A review of a leading apparel-industry tool claims to have uncovered key weaknesses that could undermine results with “potentially far-reaching consequences for the environment.”
Stephen Wiedemann and Kalinda Watson, researchers at Integrity AG & Environment, an agricultural service provider in Queensland, Australia, have performed what they call a “comprehensive analysis” of the Sustainable Apparel Coalition’s Material Sustainability Index (MSI), which assesses the sustainability performance of different textile materials.
But while such rating systems are intended to measure and minimize environmental impacts, they could “very well have the opposite effect.”
“It is essential that the textile industry continue to improve its sustainability,” Wiedemann said in a statement. “We need robust, accurate and reliable methods to generate meaningful ratings that can be trusted by all parts of the supply chain, including consumers.”
The MSI, the analysts argue, needs to include the full life cycle of products. Its current iteration excludes both the use phase (which “is generally the highest impact stage”) and end of life. This is insufficient because the way a consumer engages with a garment can vary significantly according to its purpose and fiber content, Weidemann and Watson wrote.
“Without assessing these factors, it is impossible to correctly understand the impacts from different clothing,” they said. “It is also impossible to combat the problem of fast fashion if the amount of time a garment is used for is not taken into account.”
Microplastics are another concern the MSI doesn’t account for, they note. Because one of the primary causes of microfiber pollution is shedding from synthetic clothing, any “robust assessment” of a material’s impact must include this behavior. Otherwise, the scores will remain unbalanced. This could be tricky, they acknowledged; at present, there are no universally accepted metrics for quantifying these particles.
“While the science for measuring microplastics is still being developed, an interim accounting system could be implemented,” Weidemann and Watson said.
Other improvements the MSI could do with? Higher-quality data—complete with degrees of scientific confidence—and improved transparency regarding the tool’s scoring methodology.
“ The MSI combines environmental impacts into a single ‘score’ by applying different weightings to energy, water, greenhouse gases, etc.,” the researchers said. “There is no agreed scientific way to say which of these is more important, hence value judgements have been made to derive the MSI score.”
Any “raw” information that leads to the score should be reported, “as a matter of good practice,” they added.
Finally, life-cycle-assessment (LCA) results don’t present the complete picture.

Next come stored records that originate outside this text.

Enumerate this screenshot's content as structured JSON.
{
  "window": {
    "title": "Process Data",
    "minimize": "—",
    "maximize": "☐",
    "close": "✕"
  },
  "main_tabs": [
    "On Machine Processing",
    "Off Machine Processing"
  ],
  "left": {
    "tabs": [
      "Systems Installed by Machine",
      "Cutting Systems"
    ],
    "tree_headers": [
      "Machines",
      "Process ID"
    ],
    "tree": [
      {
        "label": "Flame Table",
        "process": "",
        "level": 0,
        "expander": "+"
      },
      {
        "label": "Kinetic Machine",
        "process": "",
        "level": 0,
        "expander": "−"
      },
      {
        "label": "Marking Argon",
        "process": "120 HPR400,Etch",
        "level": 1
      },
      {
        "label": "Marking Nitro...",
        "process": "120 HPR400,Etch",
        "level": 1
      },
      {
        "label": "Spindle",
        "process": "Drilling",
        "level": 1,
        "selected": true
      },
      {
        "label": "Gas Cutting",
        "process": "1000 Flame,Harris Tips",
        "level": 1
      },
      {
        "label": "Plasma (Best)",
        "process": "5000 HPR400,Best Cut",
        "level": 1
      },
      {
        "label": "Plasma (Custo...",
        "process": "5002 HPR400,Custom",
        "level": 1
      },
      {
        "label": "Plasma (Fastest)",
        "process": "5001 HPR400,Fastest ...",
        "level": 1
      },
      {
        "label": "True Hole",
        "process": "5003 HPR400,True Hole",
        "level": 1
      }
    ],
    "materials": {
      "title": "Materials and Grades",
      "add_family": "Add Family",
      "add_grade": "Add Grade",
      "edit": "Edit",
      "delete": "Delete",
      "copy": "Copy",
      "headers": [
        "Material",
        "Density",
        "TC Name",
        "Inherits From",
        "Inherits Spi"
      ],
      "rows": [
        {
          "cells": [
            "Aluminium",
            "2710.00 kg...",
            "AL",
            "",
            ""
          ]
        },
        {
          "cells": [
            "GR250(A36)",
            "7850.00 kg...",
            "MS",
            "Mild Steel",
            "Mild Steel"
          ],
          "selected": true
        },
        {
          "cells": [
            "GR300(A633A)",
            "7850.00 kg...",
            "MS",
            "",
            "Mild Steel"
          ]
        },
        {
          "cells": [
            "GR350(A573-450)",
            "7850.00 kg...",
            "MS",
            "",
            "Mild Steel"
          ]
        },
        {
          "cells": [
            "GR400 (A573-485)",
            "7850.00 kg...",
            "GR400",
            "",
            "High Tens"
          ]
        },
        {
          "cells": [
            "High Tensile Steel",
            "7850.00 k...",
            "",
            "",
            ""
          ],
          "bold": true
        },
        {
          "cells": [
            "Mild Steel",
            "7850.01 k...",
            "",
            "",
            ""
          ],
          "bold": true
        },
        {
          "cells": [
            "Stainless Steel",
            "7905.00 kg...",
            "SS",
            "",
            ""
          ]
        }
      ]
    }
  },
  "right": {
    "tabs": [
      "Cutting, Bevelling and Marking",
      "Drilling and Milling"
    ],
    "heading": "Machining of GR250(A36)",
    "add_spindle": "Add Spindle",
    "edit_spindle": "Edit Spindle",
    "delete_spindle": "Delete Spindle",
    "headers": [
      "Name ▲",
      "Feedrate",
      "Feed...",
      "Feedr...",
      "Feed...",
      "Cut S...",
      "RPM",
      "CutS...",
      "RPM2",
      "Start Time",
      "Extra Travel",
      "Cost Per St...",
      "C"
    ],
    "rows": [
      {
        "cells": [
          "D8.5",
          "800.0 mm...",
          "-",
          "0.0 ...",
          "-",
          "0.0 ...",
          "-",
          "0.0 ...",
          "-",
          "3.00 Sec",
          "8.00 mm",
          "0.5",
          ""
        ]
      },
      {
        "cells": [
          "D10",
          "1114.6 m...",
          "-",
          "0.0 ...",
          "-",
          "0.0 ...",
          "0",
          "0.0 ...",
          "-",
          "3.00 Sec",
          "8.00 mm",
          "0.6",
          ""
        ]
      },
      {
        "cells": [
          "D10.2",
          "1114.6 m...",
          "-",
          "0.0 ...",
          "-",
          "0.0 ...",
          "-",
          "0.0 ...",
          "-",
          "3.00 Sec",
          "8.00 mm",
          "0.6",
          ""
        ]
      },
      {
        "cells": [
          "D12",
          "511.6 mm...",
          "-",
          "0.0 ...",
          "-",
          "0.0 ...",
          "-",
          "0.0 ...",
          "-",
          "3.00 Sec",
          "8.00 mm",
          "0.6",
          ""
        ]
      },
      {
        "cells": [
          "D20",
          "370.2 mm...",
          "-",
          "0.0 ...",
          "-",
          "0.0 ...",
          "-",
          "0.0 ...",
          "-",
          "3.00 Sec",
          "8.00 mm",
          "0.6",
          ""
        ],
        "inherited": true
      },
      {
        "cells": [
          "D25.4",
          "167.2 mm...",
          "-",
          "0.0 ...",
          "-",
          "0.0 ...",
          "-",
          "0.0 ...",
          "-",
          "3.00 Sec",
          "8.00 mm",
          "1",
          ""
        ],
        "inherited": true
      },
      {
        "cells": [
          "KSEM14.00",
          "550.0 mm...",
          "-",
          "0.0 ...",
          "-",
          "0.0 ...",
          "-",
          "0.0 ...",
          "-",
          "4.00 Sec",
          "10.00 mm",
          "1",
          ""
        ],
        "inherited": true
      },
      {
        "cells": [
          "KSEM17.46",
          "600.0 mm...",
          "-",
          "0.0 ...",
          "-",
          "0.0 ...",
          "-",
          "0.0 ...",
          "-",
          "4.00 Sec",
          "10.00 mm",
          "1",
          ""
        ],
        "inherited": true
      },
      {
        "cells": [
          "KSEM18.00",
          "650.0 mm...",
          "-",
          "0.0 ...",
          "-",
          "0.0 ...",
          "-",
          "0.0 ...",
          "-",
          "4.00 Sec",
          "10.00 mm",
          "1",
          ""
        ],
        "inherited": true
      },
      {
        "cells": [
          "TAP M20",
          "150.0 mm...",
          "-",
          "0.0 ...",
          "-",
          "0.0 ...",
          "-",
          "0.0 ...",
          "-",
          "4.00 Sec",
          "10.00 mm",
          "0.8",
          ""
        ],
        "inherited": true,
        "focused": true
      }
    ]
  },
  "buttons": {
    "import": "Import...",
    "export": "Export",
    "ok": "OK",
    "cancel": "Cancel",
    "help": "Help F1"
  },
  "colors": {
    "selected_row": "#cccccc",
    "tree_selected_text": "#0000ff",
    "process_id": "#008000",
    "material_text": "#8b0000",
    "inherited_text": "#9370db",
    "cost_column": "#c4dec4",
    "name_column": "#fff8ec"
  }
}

“Renewability, biodegradability, carbon cycling and biodiversity are all aspects which, although difficult to integrate into LCA, are part of the equation and need to be considered in a comprehensive environmental measurement,” Weidemann and Watson said. The MSI needs to look beyond LCA data if it seeks to present a more accurate—and holistic—appraisal.
“This review is intended as a constructive contribution,” Weidemann said. “Most of the issues we found can be addressed by adhering to International Standards and guidelines for best practice in LCA. The result would be a stronger tool that would be more likely to improve the sustainability performance of the global apparel and footwear industry.”
Released earlier this month, Integrity AG & Environment’s study was funded by Australia Wool Innovation, the not-for-profit trade group that promotes Australian wool as a luxury product through the Woolmark Company.
The Sustainable Apparel Coalition declined to comment on the report.